The answer to your specific question
the author is trying to say that for some value of n (say, 300), the upper bound of the algorithm written to solve P is of order O (n ^ 2), and for another value of n (say, 3000), the same worst-case algorithm was Ω (n log n)?
no . This is not how complexity functions work. :) We are not talking about different complexity classes for different values of n. Difficulty refers to the whole algorithm, and not to the algorithm with certain sizes. The algorithm has one function of time complexity T (n), which calculates how many steps are required to perform the calculation for input size n.
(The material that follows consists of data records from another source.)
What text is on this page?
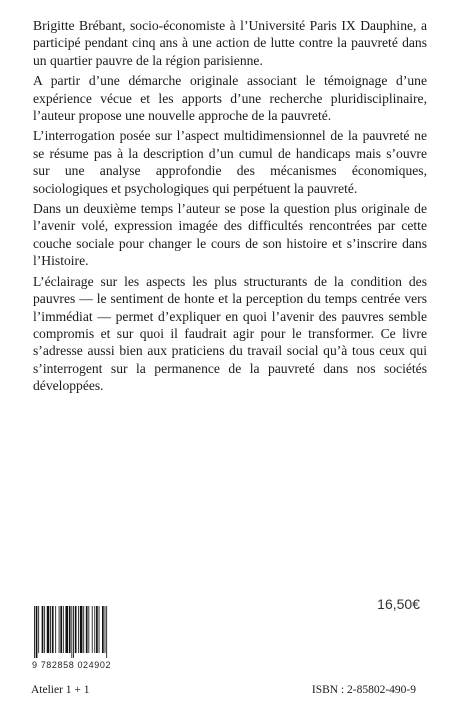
Brigitte Brébant, socio-économiste à l’Université Paris IX Dauphine, a participé pendant cinq ans à une action de lutte contre la pauvreté dans un quartier pauvre de la région parisienne.

A partir d’une démarche originale associant le témoignage d’une expérience vécue et les apports d’une recherche pluridisciplinaire, l’auteur propose une nouvelle approche de la pauvreté.

L’interrogation posée sur l’aspect multidimensionnel de la pauvreté ne se résume pas à la description d’un cumul de handicaps mais s’ouvre sur une analyse approfondie des mécanismes économiques, sociologiques et psychologiques qui perpétuent la pauvreté.

Dans un deuxième temps l’auteur se pose la question plus originale de l’avenir volé, expression imagée des difficultés rencontrées par cette couche sociale pour changer le cours de son histoire et s’inscrire dans l’Histoire.

L’éclairage sur les aspects les plus structurants de la condition des pauvres — le sentiment de honte et la perception du temps centrée vers l’immédiat — permet d’expliquer en quoi l’avenir des pauvres semble compromis et sur quoi il faudrait agir pour le transformer. Ce livre s’adresse aussi bien aux praticiens du travail social qu’à tous ceux qui s’interrogent sur la permanence de la pauvreté dans nos sociétés développées.

16,50€
9 782858 024902
Atelier 1 + 1	ISBN : 2-85802-490-9
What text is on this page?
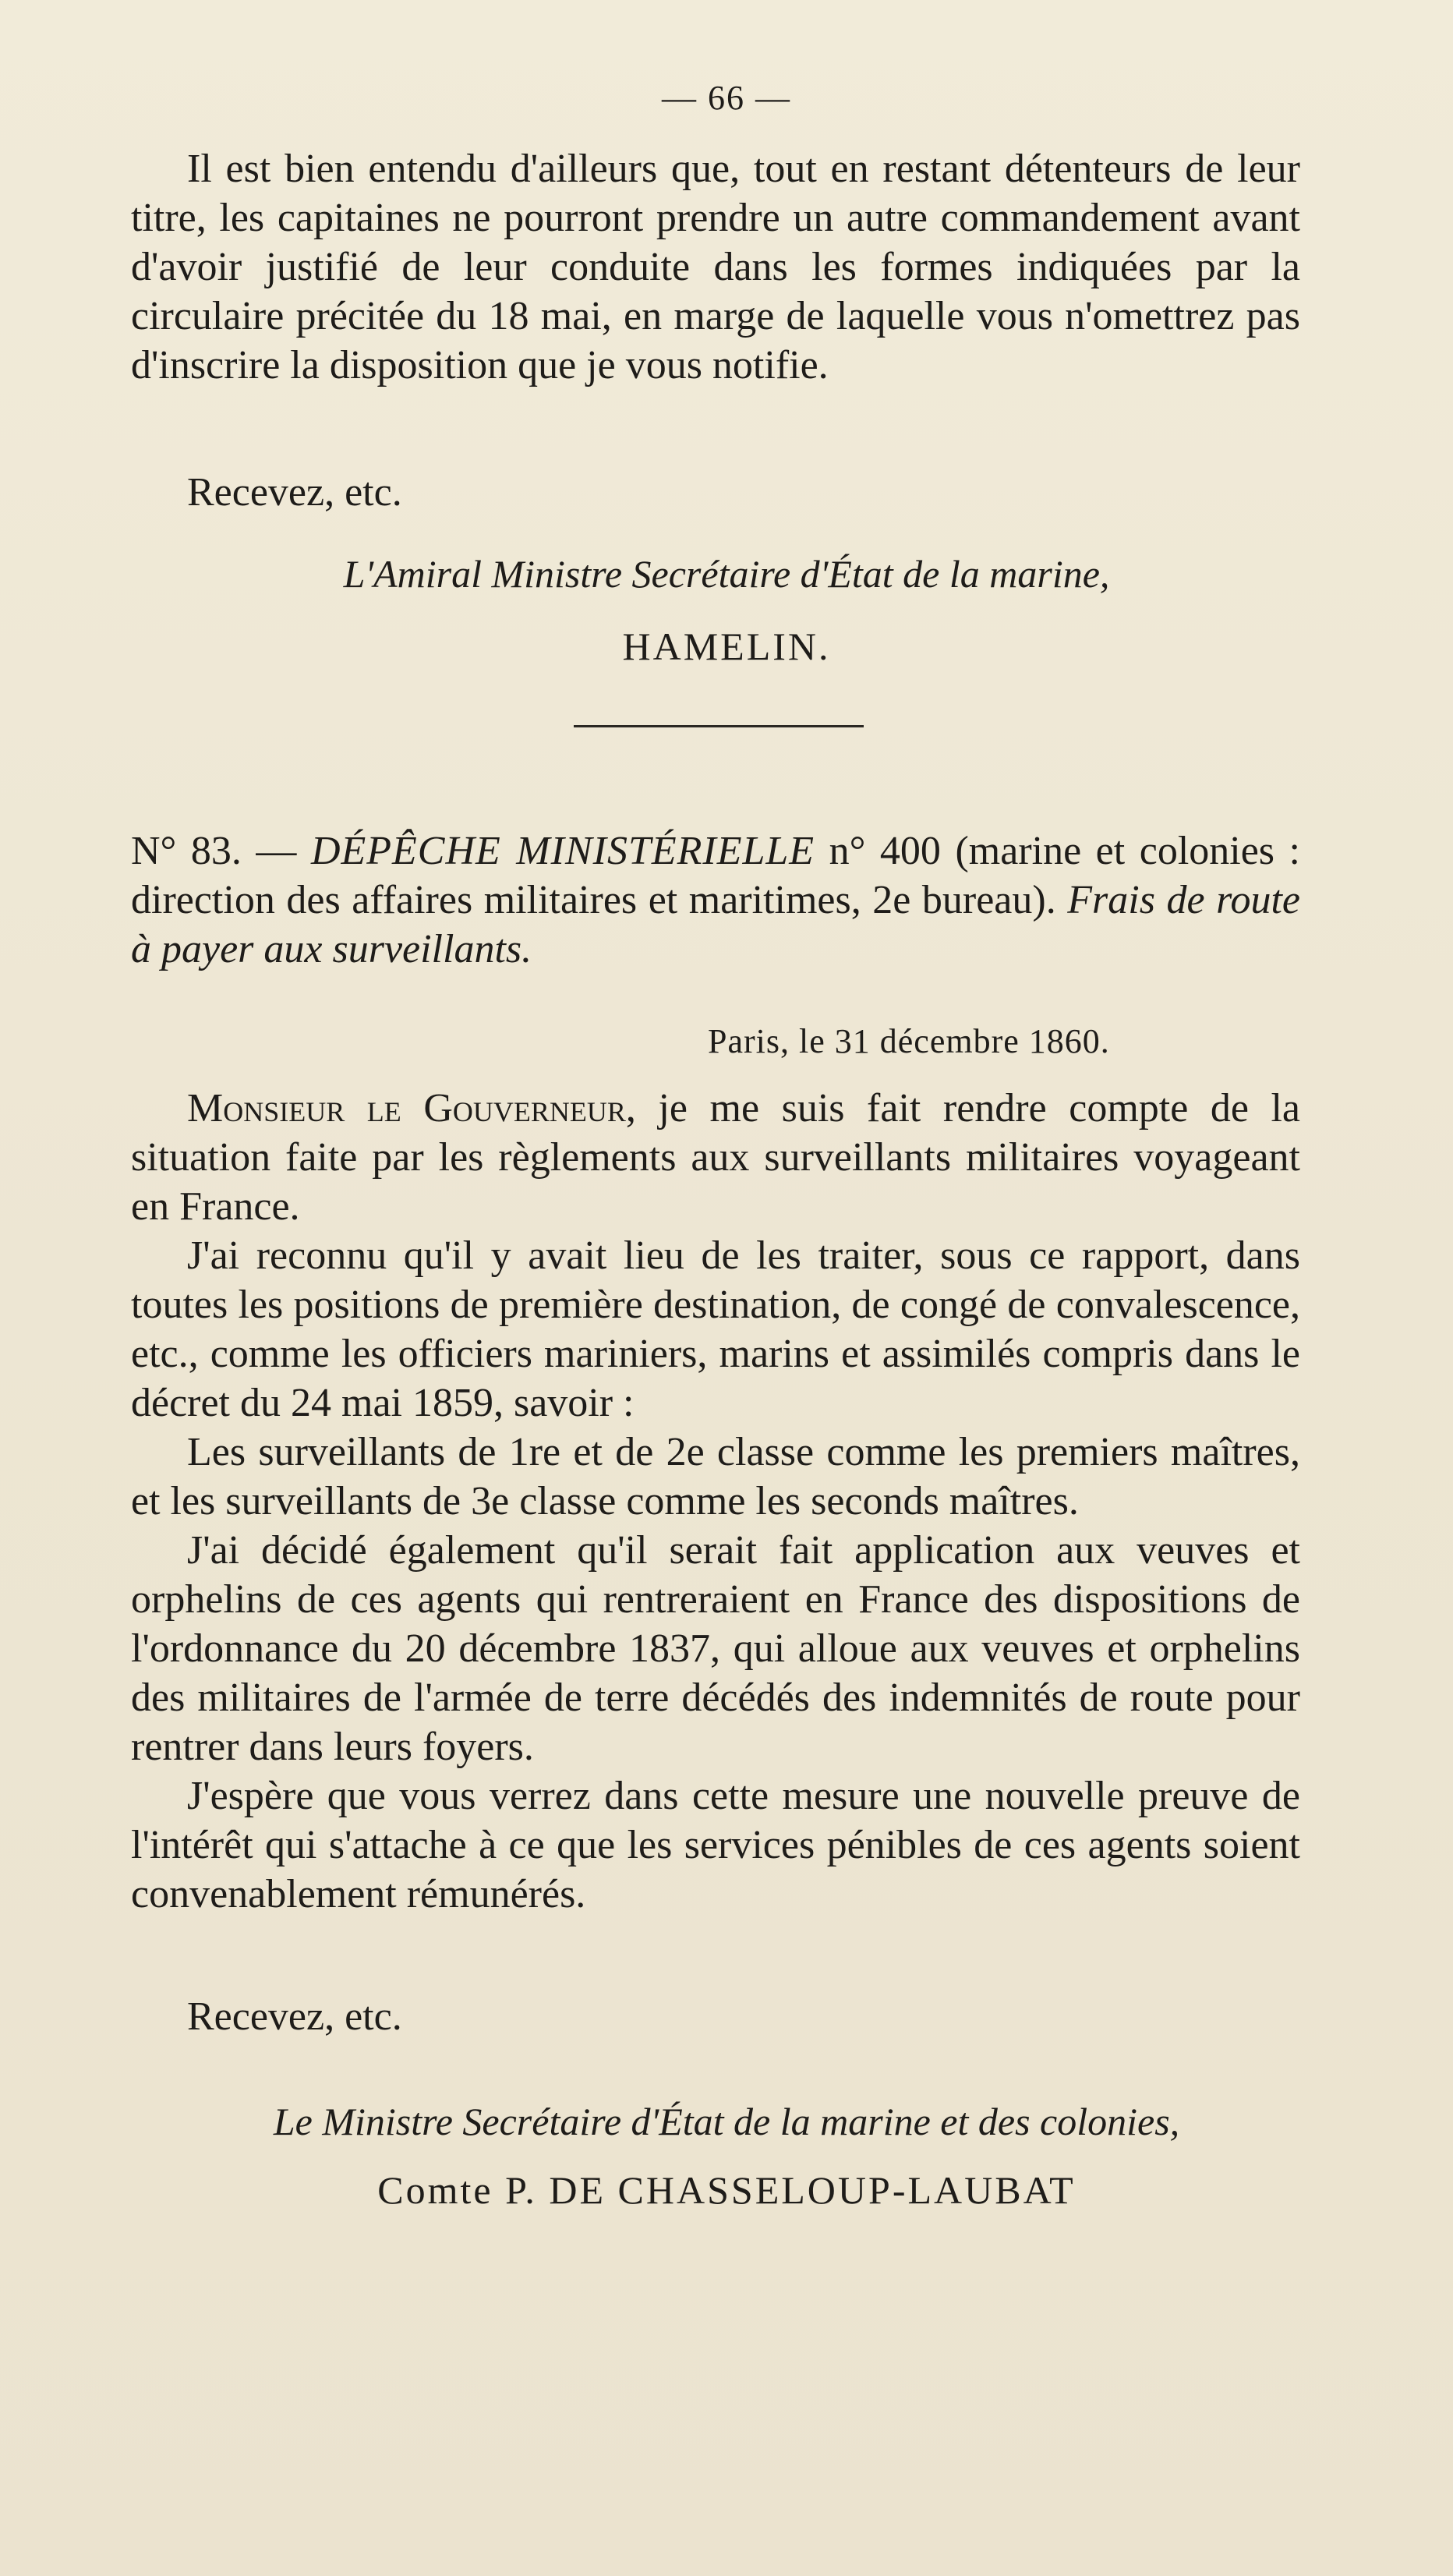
— 66 —

Il est bien entendu d'ailleurs que, tout en restant détenteurs de leur titre, les capitaines ne pourront prendre un autre commandement avant d'avoir justifié de leur conduite dans les formes indiquées par la circulaire précitée du 18 mai, en marge de laquelle vous n'omettrez pas d'inscrire la disposition que je vous notifie.

Recevez, etc.
L'Amiral Ministre Secrétaire d'État de la marine,
HAMELIN.
N° 83. — DÉPÊCHE MINISTÉRIELLE n° 400 (marine et colonies : direction des affaires militaires et maritimes, 2e bureau). Frais de route à payer aux surveillants.
Paris, le 31 décembre 1860.

Monsieur le Gouverneur, je me suis fait rendre compte de la situation faite par les règlements aux surveillants militaires voyageant en France.

J'ai reconnu qu'il y avait lieu de les traiter, sous ce rapport, dans toutes les positions de première destination, de congé de convalescence, etc., comme les officiers mariniers, marins et assimilés compris dans le décret du 24 mai 1859, savoir :

Les surveillants de 1re et de 2e classe comme les premiers maîtres, et les surveillants de 3e classe comme les seconds maîtres.

J'ai décidé également qu'il serait fait application aux veuves et orphelins de ces agents qui rentreraient en France des dispositions de l'ordonnance du 20 décembre 1837, qui alloue aux veuves et orphelins des militaires de l'armée de terre décédés des indemnités de route pour rentrer dans leurs foyers.

J'espère que vous verrez dans cette mesure une nouvelle preuve de l'intérêt qui s'attache à ce que les services pénibles de ces agents soient convenablement rémunérés.

Recevez, etc.
Le Ministre Secrétaire d'État de la marine et des colonies,
Comte P. DE CHASSELOUP-LAUBAT
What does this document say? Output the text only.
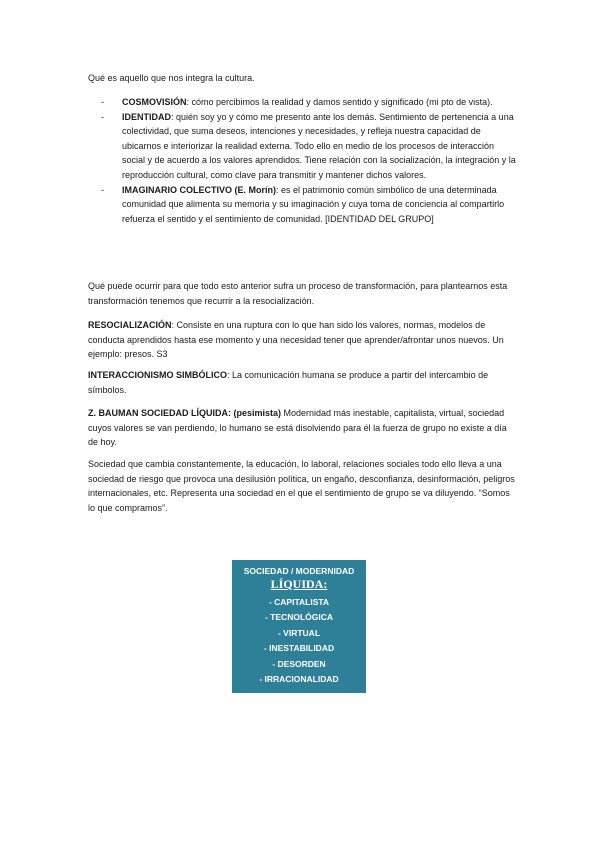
Qué es aquello que nos integra la cultura.

- COSMOVISIÓN: cómo percibimos la realidad y damos sentido y significado (mi pto de vista).
- IDENTIDAD: quién soy yo y cómo me presento ante los demás. Sentimiento de pertenencia a una colectividad, que suma deseos, intenciones y necesidades, y refleja nuestra capacidad de ubicarnos e interiorizar la realidad externa. Todo ello en medio de los procesos de interacción social y de acuerdo a los valores aprendidos. Tiene relación con la socialización, la integración y la reproducción cultural, como clave para transmitir y mantener dichos valores.
- IMAGINARIO COLECTIVO (E. Morín): es el patrimonio común simbólico de una determinada comunidad que alimenta su memoria y su imaginación y cuya toma de conciencia al compartirlo refuerza el sentido y el sentimiento de comunidad. [IDENTIDAD DEL GRUPO]

Qué puede ocurrir para que todo esto anterior sufra un proceso de transformación, para plantearnos esta transformación tenemos que recurrir a la resocialización.

RESOCIALIZACIÓN: Consiste en una ruptura con lo que han sido los valores, normas, modelos de conducta aprendidos hasta ese momento y una necesidad tener que aprender/afrontar unos nuevos. Un ejemplo: presos. S3

INTERACCIONISMO SIMBÓLICO: La comunicación humana se produce a partir del intercambio de símbolos.

Z. BAUMAN SOCIEDAD LÍQUIDA: (pesimista) Modernidad más inestable, capitalista, virtual, sociedad cuyos valores se van perdiendo, lo humano se está disolviendo para él la fuerza de grupo no existe a día de hoy.

Sociedad que cambia constantemente, la educación, lo laboral, relaciones sociales todo ello lleva a una sociedad de riesgo que provoca una desilusión política, un engaño, desconfianza, desinformación, peligros internacionales, etc. Representa una sociedad en el que el sentimiento de grupo se va diluyendo. “Somos lo que compramos”.

SOCIEDAD / MODERNIDAD
LÍQUIDA:
- CAPITALISTA
- TECNOLÓGICA
- VIRTUAL
- INESTABILIDAD
- DESORDEN
- IRRACIONALIDAD
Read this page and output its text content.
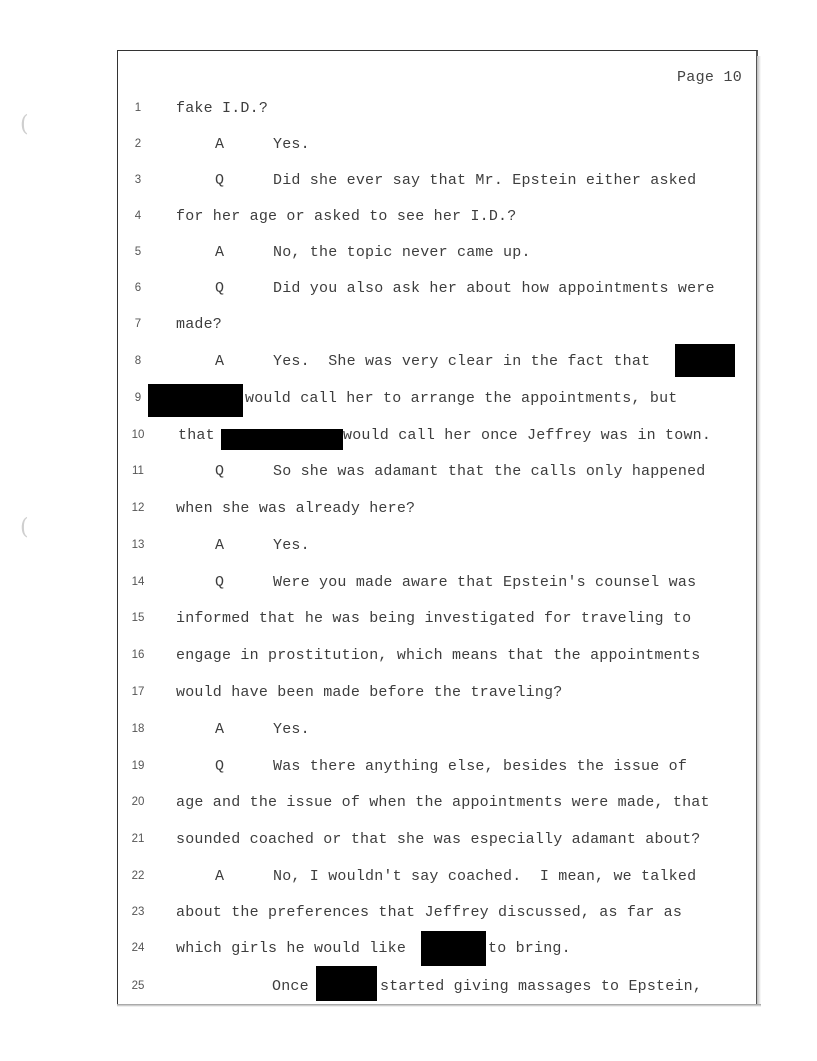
(
(
Page 10
1	fake I.D.?
2	A	Yes.
3	Q	Did she ever say that Mr. Epstein either asked
4	for her age or asked to see her I.D.?
5	A	No, the topic never came up.
6	Q	Did you also ask her about how appointments were
7	made?
8	A	Yes.  She was very clear in the fact that
9	would call her to arrange the appointments, but
10 that	would call her once Jeffrey was in town.
11	Q	So she was adamant that the calls only happened
12 when she was already here?
13	A	Yes.
14	Q	Were you made aware that Epstein's counsel was
15 informed that he was being investigated for traveling to
16 engage in prostitution, which means that the appointments
17 would have been made before the traveling?
18	A	Yes.
19	Q	Was there anything else, besides the issue of
20 age and the issue of when the appointments were made, that
21 sounded coached or that she was especially adamant about?
22	A	No, I wouldn't say coached.  I mean, we talked
23 about the preferences that Jeffrey discussed, as far as
24 which girls he would like	to bring.
25	Once	started giving massages to Epstein,
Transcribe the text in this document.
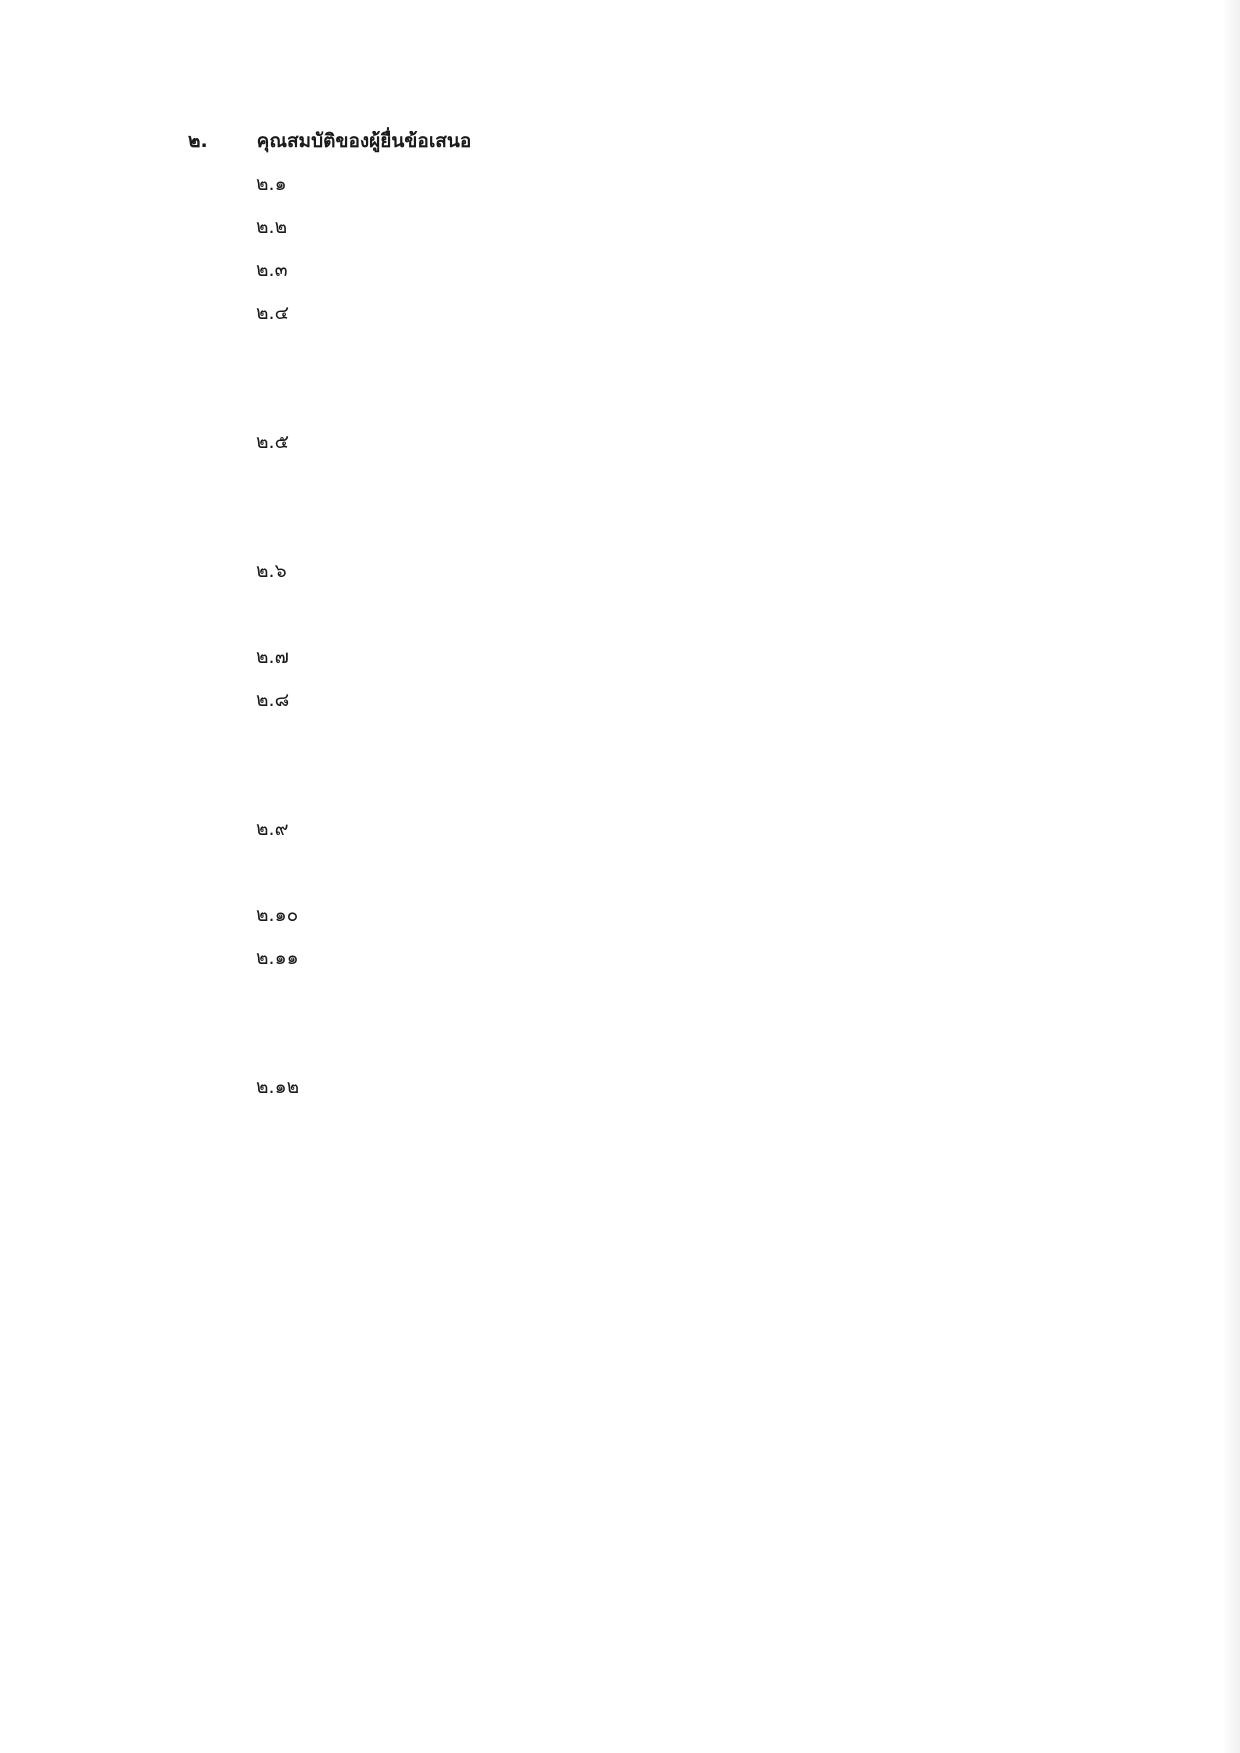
๒.	คุณสมบัติของผู้ยื่นข้อเสนอ
๒.๑
๒.๒
๒.๓
๒.๔
๒.๕
๒.๖
๒.๗
๒.๘
๒.๙
๒.๑๐
๒.๑๑
๒.๑๒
In this task, you are given two pieces of information:
All this means that we can choose the constants c1, c2, N1 and N2, such that for our function of the algorithm T (n) we have
In other words, our T (n) is “asymptotically bounded below” by some constant time n log n and “asymptotically bounded above” by some constant time n ^ 2. It can be any “between” n log n style function and n ^ 2 style function It can even be n log n (since it is bounded above n ^ 2) or it can be n ^ 2 (since it is bounded below n log n. It can be something intermediate, for example n (log n) ( log p).
It is not so much that the algorithm has “multiple worst-case complexity” in the sense that it has different behavior. What you see is the upper bound and the lower bound! And they can, of course, be different.
Now it’s possible that you have some kind of "weird" function:
def p(n): if n is even: print n log n stars else: print n*2 stars
This crazy algorithm has the boundaries specified in the task from the book of Skien. And he does not have & Theta; complexity. It may have been what you were thinking about, but note that there is no need for the complexity function to be so strange that we can say that the upper and lower boundaries are different. It should be remembered that the upper and lower boundaries are not rigid, unless explicitly indicated.